Cebes replied, ”I do not wish at present either to take from or add to it; that is what I mean.”

102. Socrates, then having paused for some time, and considered something within himself, said, ”You inquire into no easy matter, Cebes; for it is absolutely necessary to discuss the whole question of generation and corruption. If you please, then, I will relate to you what happened to me with reference to them; and afterward, if any thing that I shall say shall appear to you useful toward producing conviction on the subject you are now treating of, make use of it.”

”I do indeed wish it,” replied Cebes.

”Hear my relation, then. When I was a young man, Cebes, I was wonderfully desirous of that wisdom which they call a history of nature; for it appeared to me to be a very sublime thing to know the causes of every thing--why each thing is generated, why it perishes, and why it exists. And I often tossed myself upward and downward, considering first such things as these, whether when heat and cold have undergone a certain corruption, as some say, then animals are formed; and whether the blood is that by means of which we think, or air, or fire, or none of these, but that it is the brain that produces the perceptions of hearing, seeing, and smelling; and that from these come memory and opinion; and from memory and opinion, when in a state of rest, in the same way knowledge is produced. 103. And, again, considering the corruptions of these, and the affections incidental to the heavens and the earth, I at length appeared to myself so unskillful in these speculations that nothing could be more so.

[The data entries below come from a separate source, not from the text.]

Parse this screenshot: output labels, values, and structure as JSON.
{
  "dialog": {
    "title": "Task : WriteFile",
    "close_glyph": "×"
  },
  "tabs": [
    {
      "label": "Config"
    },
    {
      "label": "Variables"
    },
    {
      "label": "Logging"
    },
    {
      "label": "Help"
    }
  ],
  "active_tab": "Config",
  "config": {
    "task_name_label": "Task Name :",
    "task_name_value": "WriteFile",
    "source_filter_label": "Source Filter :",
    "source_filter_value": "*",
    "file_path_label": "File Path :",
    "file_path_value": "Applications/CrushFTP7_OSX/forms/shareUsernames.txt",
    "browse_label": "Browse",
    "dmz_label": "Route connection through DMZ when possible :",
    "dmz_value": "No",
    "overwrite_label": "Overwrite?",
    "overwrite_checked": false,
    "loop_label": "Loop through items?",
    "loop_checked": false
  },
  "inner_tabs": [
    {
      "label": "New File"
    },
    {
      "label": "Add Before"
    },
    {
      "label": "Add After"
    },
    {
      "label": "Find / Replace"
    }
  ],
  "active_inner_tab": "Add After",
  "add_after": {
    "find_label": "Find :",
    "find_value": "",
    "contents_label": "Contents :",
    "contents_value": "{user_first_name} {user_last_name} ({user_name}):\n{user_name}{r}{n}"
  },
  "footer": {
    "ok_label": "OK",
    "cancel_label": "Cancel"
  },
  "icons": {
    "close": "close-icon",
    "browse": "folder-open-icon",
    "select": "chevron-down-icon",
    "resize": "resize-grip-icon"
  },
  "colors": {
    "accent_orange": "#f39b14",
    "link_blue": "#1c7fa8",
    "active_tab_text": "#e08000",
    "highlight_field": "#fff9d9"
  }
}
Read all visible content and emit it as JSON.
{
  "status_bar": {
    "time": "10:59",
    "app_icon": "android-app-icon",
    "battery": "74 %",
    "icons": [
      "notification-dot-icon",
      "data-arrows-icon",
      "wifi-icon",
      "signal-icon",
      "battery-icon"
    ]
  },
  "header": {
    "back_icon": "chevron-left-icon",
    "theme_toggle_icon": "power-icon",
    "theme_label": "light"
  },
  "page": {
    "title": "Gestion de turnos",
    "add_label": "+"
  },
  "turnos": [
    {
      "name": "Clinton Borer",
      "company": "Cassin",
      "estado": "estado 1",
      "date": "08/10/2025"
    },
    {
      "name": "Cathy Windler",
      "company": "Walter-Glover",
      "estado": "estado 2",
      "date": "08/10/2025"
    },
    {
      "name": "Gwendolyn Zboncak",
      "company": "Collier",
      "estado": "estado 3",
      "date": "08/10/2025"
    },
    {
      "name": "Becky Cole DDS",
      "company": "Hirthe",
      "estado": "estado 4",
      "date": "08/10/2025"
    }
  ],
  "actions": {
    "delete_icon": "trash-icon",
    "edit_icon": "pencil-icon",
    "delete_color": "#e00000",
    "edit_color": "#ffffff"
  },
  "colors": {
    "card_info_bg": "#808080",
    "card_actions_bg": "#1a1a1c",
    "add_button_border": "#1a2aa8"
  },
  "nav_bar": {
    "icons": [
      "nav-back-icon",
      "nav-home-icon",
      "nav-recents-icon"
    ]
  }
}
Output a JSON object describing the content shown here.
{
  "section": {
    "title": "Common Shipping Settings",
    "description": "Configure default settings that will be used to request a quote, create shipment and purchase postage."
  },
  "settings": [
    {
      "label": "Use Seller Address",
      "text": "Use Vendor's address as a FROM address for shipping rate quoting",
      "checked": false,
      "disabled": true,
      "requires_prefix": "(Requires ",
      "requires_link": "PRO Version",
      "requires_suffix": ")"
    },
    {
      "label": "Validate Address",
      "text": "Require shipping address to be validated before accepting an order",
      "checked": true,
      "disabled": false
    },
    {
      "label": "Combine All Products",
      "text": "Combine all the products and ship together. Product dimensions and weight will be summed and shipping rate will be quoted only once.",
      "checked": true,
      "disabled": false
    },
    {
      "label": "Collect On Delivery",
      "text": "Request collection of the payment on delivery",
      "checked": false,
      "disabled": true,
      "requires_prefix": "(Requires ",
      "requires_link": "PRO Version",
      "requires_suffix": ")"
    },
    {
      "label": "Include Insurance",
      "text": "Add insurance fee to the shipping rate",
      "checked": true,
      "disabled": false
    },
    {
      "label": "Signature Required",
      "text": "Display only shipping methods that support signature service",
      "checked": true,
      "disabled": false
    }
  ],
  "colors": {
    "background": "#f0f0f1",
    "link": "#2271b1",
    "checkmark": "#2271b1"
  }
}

But I will give you a sufficient proof of this; for I then became, by these very speculations, so very blind with respect to things which I knew clearly before, as it appeared to myself and others, that I unlearned even the things which I thought I knew before, both on many other subjects and also this, why a man grows. For, before, I thought this was evident to every one--that it proceeds from eating and drinking; for that, when, from the food, flesh is added to flesh, bone to bone, and so on in the same proportion, what is proper to them is added to the several other parts, then the bulk which was small becomes afterward large, and thus that a little man becomes a big one. Such was my opinion at that time. Does it appear to you correct?”

”To me it does,” said Cebes.

104. ”Consider this further. I thought that I had formed a right opinion, when, on seeing a tall man standing by a short one, I judged that he was taller by the head, and in like manner, one horse than another; and, still more clearly than this, ten appeared to me to be more than eight by two being added to them, and that two cubits are greater than one cubit by exceeding it a half.”

”But now,” said Cebes, ”what think you of these matters?”

”By Jupiter!” said he, ”I am far from thinking that I know the cause of these, for that I can not even persuade myself of this: when a person has added one to one, whether the one to which the addition has been made has become two, or whether that which has been added, and that to which the addition has been made, have become two by the addition of the one to the other. For I wonder if, when each of these was separate from the other, each was one, and they were not yet two; but when they have approached nearer each other this should be the cause of their becoming two--namely, the union by which they have been placed nearer one another. 105. Nor yet, if any person should divide one, am I able to persuade myself that this, their division, is the cause of its becoming two. For this cause is the contrary to the former one of their becoming two; for then it was because they were brought nearer to each other, and the one was added to the other; but now it is because one is removed and separated from the other. Nor do I yet persuade myself that I know why one is one, nor, in a word, why any thing else is produced, or perishes, or exists, according to this method of proceeding; but I mix up another method of my own at random, for this I can on no account give in to.”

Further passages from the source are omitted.